I think it’s giving me more understanding of other cultures. At the Village, I am growing a lot in self-confidence, talking in front of groups and building stories. I really enjoyed it and didn’t know that side of myself. For my faith, the time at the Village is also very beneficial because I’m sharing my faith openly and I do it three times a day at least. In my daily life back in Belgium, I don’t do that so often and so openly. At the chaplaincy team, It’s just confirming my next step of wanting to become a pastoral caregiver. I’ve only been with them four days so far, but judging from the conversations and what we do, I know this is where I want to go. It’s really great to experience that, to have that confirmation.

Have you encountered any challenges during your time in Nazareth?

I experienced some challenges beforehand because I wasn’t sure if this experience would really fit my studies. But after talking about it with Majdoleen and Christine and praying about it, I realised my doubts were based on fears, and I didn’t want fear to overrule, so I decided to come.

Can you tell us about your experience living in the Doctor’s House?

It’s really nice. I have lived in communities before, so I know what sharing your living space with other people is like, but I love it. I love having people to chat with and experience different people’s lives. Sometimes, we have disagreements because people from different cultures have different ways of making plans and communicating. Still, you learn a lot through that, and the connection is amazing because everyone is Christian. The second evening I was here, we were already worshipping together, which was great. It’s really beautiful to live as Christians together.
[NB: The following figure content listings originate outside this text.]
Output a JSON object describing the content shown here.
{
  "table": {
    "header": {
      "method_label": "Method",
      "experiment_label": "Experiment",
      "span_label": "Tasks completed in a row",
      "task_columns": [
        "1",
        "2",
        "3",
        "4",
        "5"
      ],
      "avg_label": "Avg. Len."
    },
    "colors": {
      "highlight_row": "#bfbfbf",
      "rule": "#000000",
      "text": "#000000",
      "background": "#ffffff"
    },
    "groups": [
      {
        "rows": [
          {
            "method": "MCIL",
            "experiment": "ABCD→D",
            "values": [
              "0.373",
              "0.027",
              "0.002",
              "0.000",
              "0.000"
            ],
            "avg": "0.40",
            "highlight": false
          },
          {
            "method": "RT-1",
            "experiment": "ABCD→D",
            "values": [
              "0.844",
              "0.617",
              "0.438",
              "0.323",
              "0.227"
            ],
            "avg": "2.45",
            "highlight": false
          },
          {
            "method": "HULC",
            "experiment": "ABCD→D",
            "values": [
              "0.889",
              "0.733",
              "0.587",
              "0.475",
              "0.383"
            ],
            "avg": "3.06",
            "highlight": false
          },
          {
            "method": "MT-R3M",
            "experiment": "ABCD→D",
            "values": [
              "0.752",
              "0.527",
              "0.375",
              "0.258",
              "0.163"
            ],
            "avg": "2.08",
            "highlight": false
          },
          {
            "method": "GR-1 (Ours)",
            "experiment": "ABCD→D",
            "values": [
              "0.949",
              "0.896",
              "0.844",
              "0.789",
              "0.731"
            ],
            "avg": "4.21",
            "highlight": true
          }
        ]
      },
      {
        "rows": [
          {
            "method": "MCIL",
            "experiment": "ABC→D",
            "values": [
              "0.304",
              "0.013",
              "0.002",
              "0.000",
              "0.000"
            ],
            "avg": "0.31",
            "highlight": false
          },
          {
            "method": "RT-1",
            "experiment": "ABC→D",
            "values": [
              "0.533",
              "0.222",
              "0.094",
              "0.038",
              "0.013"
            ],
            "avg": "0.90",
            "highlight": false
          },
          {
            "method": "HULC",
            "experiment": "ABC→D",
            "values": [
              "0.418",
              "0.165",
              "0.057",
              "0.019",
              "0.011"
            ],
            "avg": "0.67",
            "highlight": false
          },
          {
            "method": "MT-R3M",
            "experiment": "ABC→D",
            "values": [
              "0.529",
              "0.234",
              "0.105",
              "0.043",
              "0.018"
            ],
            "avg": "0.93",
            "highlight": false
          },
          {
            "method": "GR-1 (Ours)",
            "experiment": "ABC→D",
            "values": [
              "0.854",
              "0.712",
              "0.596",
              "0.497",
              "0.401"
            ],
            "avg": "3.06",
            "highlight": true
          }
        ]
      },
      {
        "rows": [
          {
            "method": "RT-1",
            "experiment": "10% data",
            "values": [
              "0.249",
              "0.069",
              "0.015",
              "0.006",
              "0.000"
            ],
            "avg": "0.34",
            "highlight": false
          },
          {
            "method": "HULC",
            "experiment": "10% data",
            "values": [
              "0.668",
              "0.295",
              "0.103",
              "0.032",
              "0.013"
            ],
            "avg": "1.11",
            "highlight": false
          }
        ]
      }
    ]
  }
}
Is there anything else you’d like to add?

Actually, today, I experienced something great. Christine was sharing about the retreat they had with the staff yesterday. She shared something that had caught her attention, and it was the same topic my staff devotion is going to be about tomorrow. I thought it was such a great coincidence, but actually, it wasn’t a coincidence: I think God is leading that and it’s great to see this small blink of God confirming that you’re in the right place. He is working on the very small details, and it’s cool to experience that.